Она идёт по пустому полутёмному больничному коридору. Зрачки расширены, а сердце слишком торопится, заглушая шорох подошв её армейских ботинок. Не потому что темно или страшно, а потому что отлаженная система действий дала сбой. Она – офицер полиции Доун Лёрнер, и эта больница, Мемориальный госпиталь Грэди, – её полноправные владения, где она – королева и грёбаная богиня. Никто не смеет почесать и задницу без её ведома. И потому здесь никогда не бывает происшествий.
Не было. До недавнего момента.
Пока в её владениях не появилась малышка-блондиночка Бет Грин.
Проклятая единственная на весь бесконечный коридор лампочка начинает аритмично, припадочно мерцать, и офицеру Доун Лёрнер очень хочется достать табельное оружие из кобуры на бедре и избавить этот источник света от страданий, но патронов и без того слишком мало. Стоит приберечь его для чьей-нибудь головы. Да, пожалуй, её прекрасный, верный Colt 1911 сможет ещё немного подождать.
Совсем чуть-чуть.
Сначала они просто поболтают, как делают все цивилизованные люди. Они ведь цивилизованные, так?
Доун отгоняет непрошеное воспоминание о том, как на прошлой неделе хладнокровно пристрелила мальчика восьми или десяти лет, – она ничего не знает о детях, кроме того, что они мелкие пугливые засранцы и пустая трата ресурсов.

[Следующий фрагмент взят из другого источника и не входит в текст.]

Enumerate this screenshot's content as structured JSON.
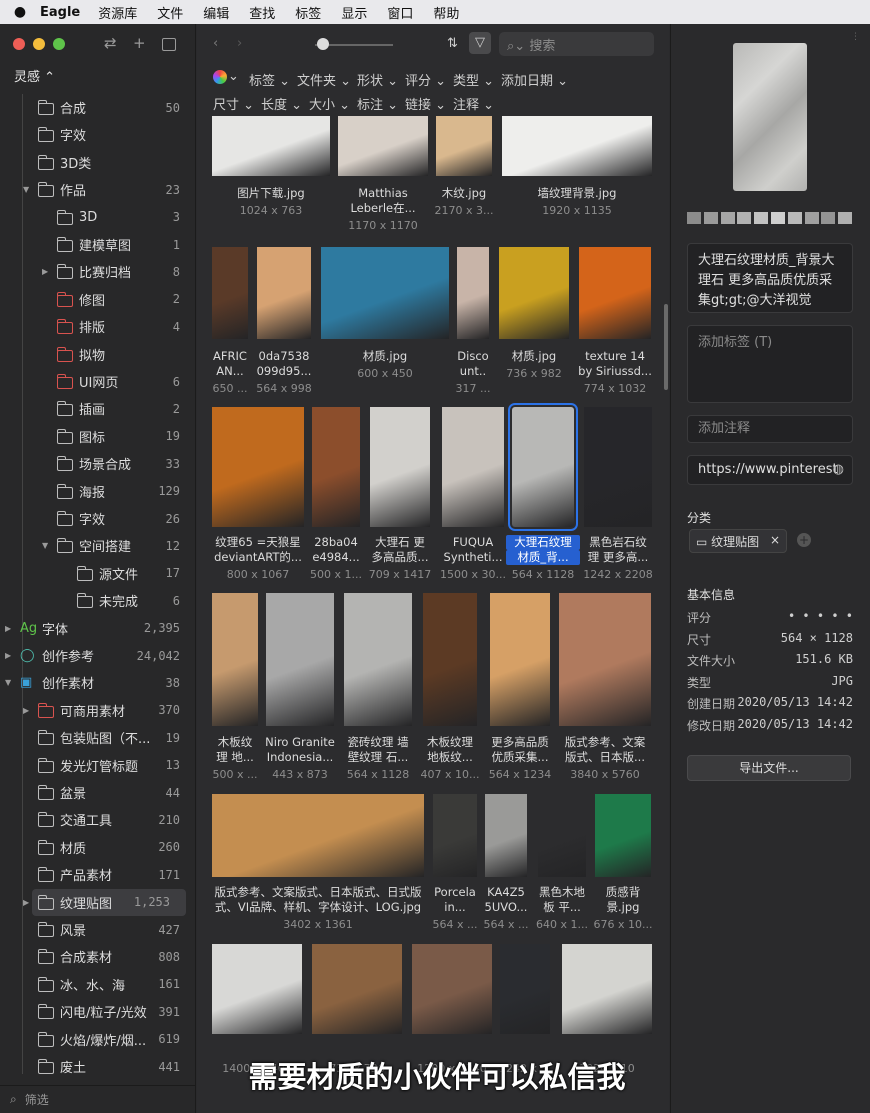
{
  "menubar": {
    "app": "Eagle",
    "items": [
      "资源库",
      "文件",
      "编辑",
      "查找",
      "标签",
      "显示",
      "窗口",
      "帮助"
    ]
  },
  "sidebar": {
    "library": "灵感 ⌃",
    "filter_placeholder": "筛选",
    "items": [
      {
        "label": "合成",
        "count": "50",
        "indent": 1,
        "type": "folder",
        "arrow": false
      },
      {
        "label": "字效",
        "count": "",
        "indent": 1,
        "type": "folder",
        "arrow": false
      },
      {
        "label": "3D类",
        "count": "",
        "indent": 1,
        "type": "folder",
        "arrow": false
      },
      {
        "label": "作品",
        "count": "23",
        "indent": 1,
        "type": "folder",
        "arrow": true,
        "open": true
      },
      {
        "label": "3D",
        "count": "3",
        "indent": 2,
        "type": "folder",
        "arrow": false
      },
      {
        "label": "建模草图",
        "count": "1",
        "indent": 2,
        "type": "folder",
        "arrow": false
      },
      {
        "label": "比赛归档",
        "count": "8",
        "indent": 2,
        "type": "folder",
        "arrow": true
      },
      {
        "label": "修图",
        "count": "2",
        "indent": 2,
        "type": "red",
        "arrow": false
      },
      {
        "label": "排版",
        "count": "4",
        "indent": 2,
        "type": "red",
        "arrow": false
      },
      {
        "label": "拟物",
        "count": "",
        "indent": 2,
        "type": "red",
        "arrow": false
      },
      {
        "label": "UI网页",
        "count": "6",
        "indent": 2,
        "type": "red",
        "arrow": false
      },
      {
        "label": "插画",
        "count": "2",
        "indent": 2,
        "type": "folder",
        "arrow": false
      },
      {
        "label": "图标",
        "count": "19",
        "indent": 2,
        "type": "folder",
        "arrow": false
      },
      {
        "label": "场景合成",
        "count": "33",
        "indent": 2,
        "type": "folder",
        "arrow": false
      },
      {
        "label": "海报",
        "count": "129",
        "indent": 2,
        "type": "folder",
        "arrow": false
      },
      {
        "label": "字效",
        "count": "26",
        "indent": 2,
        "type": "folder",
        "arrow": false
      },
      {
        "label": "空间搭建",
        "count": "12",
        "indent": 2,
        "type": "folder",
        "arrow": true,
        "open": true
      },
      {
        "label": "源文件",
        "count": "17",
        "indent": 3,
        "type": "folder",
        "arrow": false
      },
      {
        "label": "未完成",
        "count": "6",
        "indent": 3,
        "type": "folder",
        "arrow": false
      },
      {
        "label": "字体",
        "count": "2,395",
        "indent": 0,
        "type": "ag",
        "arrow": true
      },
      {
        "label": "创作参考",
        "count": "24,042",
        "indent": 0,
        "type": "bulb",
        "arrow": true
      },
      {
        "label": "创作素材",
        "count": "38",
        "indent": 0,
        "type": "img",
        "arrow": true,
        "open": true
      },
      {
        "label": "可商用素材",
        "count": "370",
        "indent": 1,
        "type": "red",
        "arrow": true
      },
      {
        "label": "包装贴图（不...",
        "count": "19",
        "indent": 1,
        "type": "folder",
        "arrow": false
      },
      {
        "label": "发光灯管标题",
        "count": "13",
        "indent": 1,
        "type": "folder",
        "arrow": false
      },
      {
        "label": "盆景",
        "count": "44",
        "indent": 1,
        "type": "folder",
        "arrow": false
      },
      {
        "label": "交通工具",
        "count": "210",
        "indent": 1,
        "type": "folder",
        "arrow": false
      },
      {
        "label": "材质",
        "count": "260",
        "indent": 1,
        "type": "folder",
        "arrow": false
      },
      {
        "label": "产品素材",
        "count": "171",
        "indent": 1,
        "type": "folder",
        "arrow": false
      },
      {
        "label": "纹理贴图",
        "count": "1,253",
        "indent": 1,
        "type": "folder",
        "arrow": true,
        "selected": true
      },
      {
        "label": "风景",
        "count": "427",
        "indent": 1,
        "type": "folder",
        "arrow": false
      },
      {
        "label": "合成素材",
        "count": "808",
        "indent": 1,
        "type": "folder",
        "arrow": false
      },
      {
        "label": "冰、水、海",
        "count": "161",
        "indent": 1,
        "type": "folder",
        "arrow": false
      },
      {
        "label": "闪电/粒子/光效",
        "count": "391",
        "indent": 1,
        "type": "folder",
        "arrow": false
      },
      {
        "label": "火焰/爆炸/烟...",
        "count": "619",
        "indent": 1,
        "type": "folder",
        "arrow": false
      },
      {
        "label": "废土",
        "count": "441",
        "indent": 1,
        "type": "folder",
        "arrow": false
      }
    ]
  },
  "toolbar": {
    "search_placeholder": "搜索"
  },
  "filters": {
    "row1": [
      "标签 ⌄",
      "文件夹 ⌄",
      "形状 ⌄",
      "评分 ⌄",
      "类型 ⌄",
      "添加日期 ⌄"
    ],
    "row2": [
      "尺寸 ⌄",
      "长度 ⌄",
      "大小 ⌄",
      "标注 ⌄",
      "链接 ⌄",
      "注释 ⌄"
    ]
  },
  "grid": [
    {
      "name": "图片下载.jpg",
      "dims": "1024 x 763",
      "color": "#e6e6e4"
    },
    {
      "name": "Matthias|Leberle在...",
      "dims": "1170 x 1170",
      "color": "#d8d0c8"
    },
    {
      "name": "木纹.jpg",
      "dims": "2170 x 3...",
      "color": "#d9b88e"
    },
    {
      "name": "墙纹理背景.jpg",
      "dims": "1920 x 1135",
      "color": "#eeeeec"
    },
    {
      "name": "AFRIC|AN...",
      "dims": "650 ...",
      "color": "#5a3a28"
    },
    {
      "name": "0da7538|099d95...",
      "dims": "564 x 998",
      "color": "#d6a272"
    },
    {
      "name": "材质.jpg",
      "dims": "600 x 450",
      "color": "#2e7aa0"
    },
    {
      "name": "Disco|unt..",
      "dims": "317 ...",
      "color": "#c8b4a8"
    },
    {
      "name": "材质.jpg",
      "dims": "736 x 982",
      "color": "#c9a020"
    },
    {
      "name": "texture 14|by Siriussd...",
      "dims": "774 x 1032",
      "color": "#d4641a"
    },
    {
      "name": "纹理65 =天狼星|deviantART的...",
      "dims": "800 x 1067",
      "color": "#c06a1e"
    },
    {
      "name": "28ba04|e4984...",
      "dims": "500 x 1...",
      "color": "#8c4e2c"
    },
    {
      "name": "大理石 更|多高品质...",
      "dims": "709 x 1417",
      "color": "#d2d0cc"
    },
    {
      "name": "FUQUA|Syntheti...",
      "dims": "1500 x 30...",
      "color": "#c8c2bc"
    },
    {
      "name": "大理石纹理|材质_背...",
      "dims": "564 x 1128",
      "color": "#b8b8b6",
      "selected": true
    },
    {
      "name": "黑色岩石纹|理 更多高...",
      "dims": "1242 x 2208",
      "color": "#26262a"
    },
    {
      "name": "木板纹|理 地...",
      "dims": "500 x ...",
      "color": "#c69a6e"
    },
    {
      "name": "Niro Granite|Indonesia...",
      "dims": "443 x 873",
      "color": "#a8a8a8"
    },
    {
      "name": "瓷砖纹理 墙|壁纹理 石...",
      "dims": "564 x 1128",
      "color": "#b4b4b2"
    },
    {
      "name": "木板纹理|地板纹...",
      "dims": "407 x 10...",
      "color": "#5c3a24"
    },
    {
      "name": "更多高品质|优质采集...",
      "dims": "564 x 1234",
      "color": "#d6a066"
    },
    {
      "name": "版式参考、文案|版式、日本版...",
      "dims": "3840 x 5760",
      "color": "#b07a5e"
    },
    {
      "name": "版式参考、文案版式、日本版式、日式版|式、VI品牌、样机、字体设计、LOG.jpg",
      "dims": "3402 x 1361",
      "color": "#c48e50"
    },
    {
      "name": "Porcela|in...",
      "dims": "564 x ...",
      "color": "#3a3a38"
    },
    {
      "name": "KA4Z5|5UVO...",
      "dims": "564 x ...",
      "color": "#9a9a98"
    },
    {
      "name": "黑色木地|板 平...",
      "dims": "640 x 1...",
      "color": "#2c2c2e"
    },
    {
      "name": "质感背|景.jpg",
      "dims": "676 x 10...",
      "color": "#1e7a4a"
    },
    {
      "name": "",
      "dims": "1400 x 1400",
      "color": "#d8d8d6"
    },
    {
      "name": "",
      "dims": "736 x 736",
      "color": "#8a6240"
    },
    {
      "name": "",
      "dims": "1200 x 1340",
      "color": "#7a5a48"
    },
    {
      "name": "",
      "dims": "1242 x ...",
      "color": "#2a2c30"
    },
    {
      "name": "",
      "dims": "1024 x 10",
      "color": "#d4d4d0"
    }
  ],
  "subtitle": "需要材质的小伙伴可以私信我",
  "inspector": {
    "title": "大理石纹理材质_背景大理石 更多高品质优质采集gt;gt;@大洋视觉",
    "tags_placeholder": "添加标签 (T)",
    "note_placeholder": "添加注释",
    "url": "https://www.pinterest",
    "folder_header": "分类",
    "folder_chip": "纹理贴图",
    "info_header": "基本信息",
    "info": [
      {
        "k": "评分",
        "v": "• • • • •"
      },
      {
        "k": "尺寸",
        "v": "564 × 1128"
      },
      {
        "k": "文件大小",
        "v": "151.6 KB"
      },
      {
        "k": "类型",
        "v": "JPG"
      },
      {
        "k": "创建日期",
        "v": "2020/05/13 14:42"
      },
      {
        "k": "修改日期",
        "v": "2020/05/13 14:42"
      }
    ],
    "export_label": "导出文件...",
    "palette": [
      "#8c8c8c",
      "#9a9a9a",
      "#a6a6a6",
      "#b2b2b2",
      "#c2c2c2",
      "#cecece",
      "#bababa",
      "#a0a0a0",
      "#949494",
      "#b0b0b0"
    ]
  }
}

Она оказала ему большую услугу, он бы оценил. Если бы в его черепе не застряла пуля, конечно.
Ей, наверное, повезло, что во время начала всей этой херни она была офицером полиции, а не какой-нибудь официанткой в паршивой закусочной или – о боже! – затюканной домохозяйкой с выводком человеческих детенышей на шее.

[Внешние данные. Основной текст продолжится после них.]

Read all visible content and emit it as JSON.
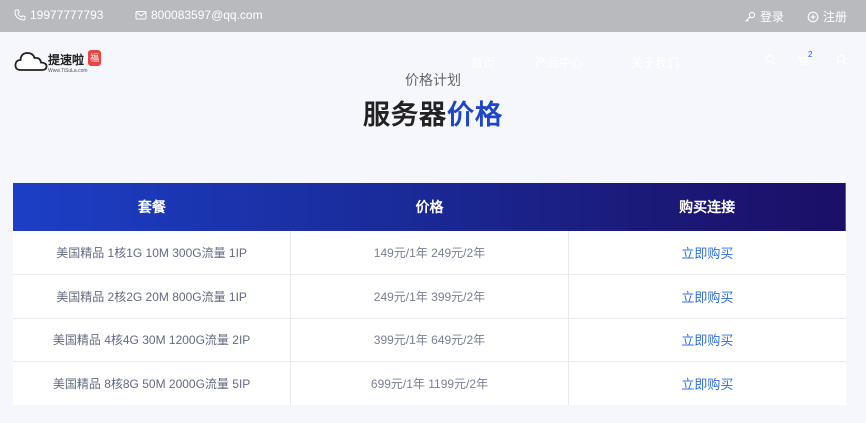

Она всегда знала, как поступить, даже когда её тогдашняя подружка, Лорна, кинулась к ней, уставшей с дежурства, не с поцелуем, а желанием отхватить от её лица кусок посытнее. Разговора не вышло – Лорна только хрипела, и Доун ничего не оставалось, кроме как приковать её наручниками к спинке кровати, пока она думает. Они и раньше использовали их, много раз, но теперь это была уже не ролевая игра.

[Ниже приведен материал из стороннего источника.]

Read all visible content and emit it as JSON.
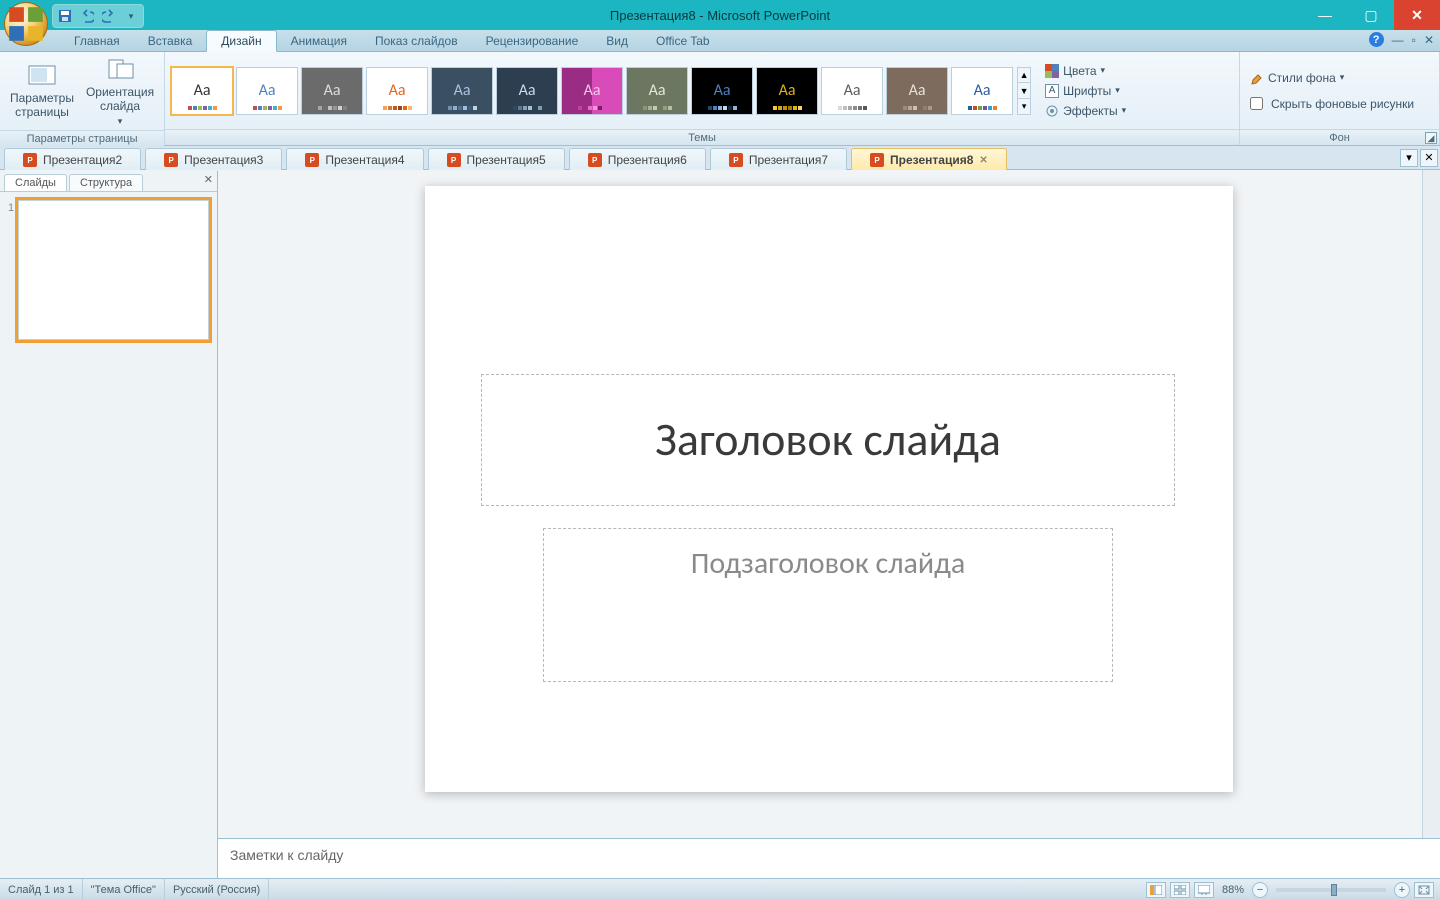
{
  "title": "Презентация8 - Microsoft PowerPoint",
  "menu": {
    "tabs": [
      "Главная",
      "Вставка",
      "Дизайн",
      "Анимация",
      "Показ слайдов",
      "Рецензирование",
      "Вид",
      "Office Tab"
    ],
    "active_index": 2
  },
  "ribbon": {
    "group_page": {
      "label": "Параметры страницы",
      "page_setup": "Параметры\nстраницы",
      "orientation": "Ориентация\nслайда"
    },
    "group_themes": {
      "label": "Темы"
    },
    "group_bg": {
      "label": "Фон",
      "colors": "Цвета",
      "fonts": "Шрифты",
      "effects": "Эффекты",
      "styles": "Стили фона",
      "hide": "Скрыть фоновые рисунки"
    }
  },
  "themes": [
    {
      "bg": "#ffffff",
      "aa": "#333333",
      "sel": true,
      "dots": [
        "#c0504d",
        "#4f81bd",
        "#9bbb59",
        "#8064a2",
        "#4bacc6",
        "#f79646"
      ]
    },
    {
      "bg": "#ffffff",
      "aa": "#4f81bd",
      "dots": [
        "#c0504d",
        "#4f81bd",
        "#9bbb59",
        "#8064a2",
        "#4bacc6",
        "#f79646"
      ]
    },
    {
      "bg": "#6b6b6b",
      "aa": "#dddddd",
      "dots": [
        "#a5a5a5",
        "#6f6f6f",
        "#bfbfbf",
        "#969696",
        "#d1d1d1",
        "#808080"
      ]
    },
    {
      "bg": "#ffffff",
      "aa": "#e8641b",
      "dots": [
        "#f0a35e",
        "#d87a2b",
        "#c0591c",
        "#a24111",
        "#e8641b",
        "#f7b97a"
      ]
    },
    {
      "bg": "#3b4f63",
      "aa": "#a9c4de",
      "dots": [
        "#6f90b1",
        "#87b4d0",
        "#527094",
        "#9fbfd8",
        "#3c5d7d",
        "#bcd4e4"
      ]
    },
    {
      "bg": "#2c3e50",
      "aa": "#c7def0",
      "dots": [
        "#34495e",
        "#5d7a94",
        "#82a3bb",
        "#a6c3d5",
        "#2c3e50",
        "#7f9cb0"
      ]
    },
    {
      "bg": "#9b2c84",
      "aa": "#f3c6ec",
      "bg2": "#d94bb8",
      "dots": [
        "#c73fa5",
        "#9b2c84",
        "#e26fc4",
        "#f09cd8",
        "#7e1c68",
        "#d94bb8"
      ]
    },
    {
      "bg": "#6b7760",
      "aa": "#e4e9dc",
      "dots": [
        "#8a9478",
        "#a5b293",
        "#c1ccaf",
        "#6b7760",
        "#929e7d",
        "#b6c29f"
      ]
    },
    {
      "bg": "#000000",
      "aa": "#4f81bd",
      "dots": [
        "#1f497d",
        "#4f81bd",
        "#8db3e2",
        "#c6d9f1",
        "#0f2b4a",
        "#95b3d7"
      ]
    },
    {
      "bg": "#000000",
      "aa": "#e0b318",
      "dots": [
        "#f0c843",
        "#d8a40d",
        "#c08f00",
        "#a97b00",
        "#e0b318",
        "#f5d769"
      ]
    },
    {
      "bg": "#ffffff",
      "aa": "#5b5b5b",
      "dots": [
        "#d9d9d9",
        "#bfbfbf",
        "#a6a6a6",
        "#8c8c8c",
        "#737373",
        "#595959"
      ]
    },
    {
      "bg": "#7d6b5d",
      "aa": "#e9e1d6",
      "dots": [
        "#a08b77",
        "#b8a690",
        "#cfc1ab",
        "#7d6b5d",
        "#93806c",
        "#ab9a85"
      ]
    },
    {
      "bg": "#ffffff",
      "aa": "#2e5b9b",
      "dots": [
        "#2e5b9b",
        "#c74c2f",
        "#6fa043",
        "#7a519e",
        "#2fa4c2",
        "#e2803b"
      ]
    }
  ],
  "doc_tabs": [
    {
      "label": "Презентация2"
    },
    {
      "label": "Презентация3"
    },
    {
      "label": "Презентация4"
    },
    {
      "label": "Презентация5"
    },
    {
      "label": "Презентация6"
    },
    {
      "label": "Презентация7"
    },
    {
      "label": "Презентация8",
      "active": true
    }
  ],
  "panel": {
    "slides": "Слайды",
    "outline": "Структура",
    "thumb_num": "1"
  },
  "slide": {
    "title_ph": "Заголовок слайда",
    "sub_ph": "Подзаголовок слайда"
  },
  "notes": {
    "placeholder": "Заметки к слайду"
  },
  "status": {
    "slide": "Слайд 1 из 1",
    "theme": "\"Тема Office\"",
    "lang": "Русский (Россия)",
    "zoom": "88%"
  }
}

Это была вообще больше не игра.
Из гостиной телевизор надрывался голосом дикторши, находящейся, судя по всему, на грани истерики.
Сохраняйте спокойствие, — оповещала с голубого экрана стремительно бледнеющая дикторша.
«А что мне ещё, мать его, остаётся, — думала Доун, взвешивая в руке бейсбольную биту и не сводя глаз с издающей отвратительные звуки подружки. — Сохраняю».
Не выходите из дома, — голос дикторши задрожал, начав доставать Доун.
Шипение, вырывающееся из горла Лорны, здорово действовало Доун на нервы. Лорна на коленях подползла к ней, отчаянно пытаясь дотянуться свободной рукой; вторая с кошмарным хрустом вывернулась так, что у нормального человека это вызвало бы шок, но Лорне было не до таких мелочей – она была очень голодна. И мертва. Но не так, чтобы очень.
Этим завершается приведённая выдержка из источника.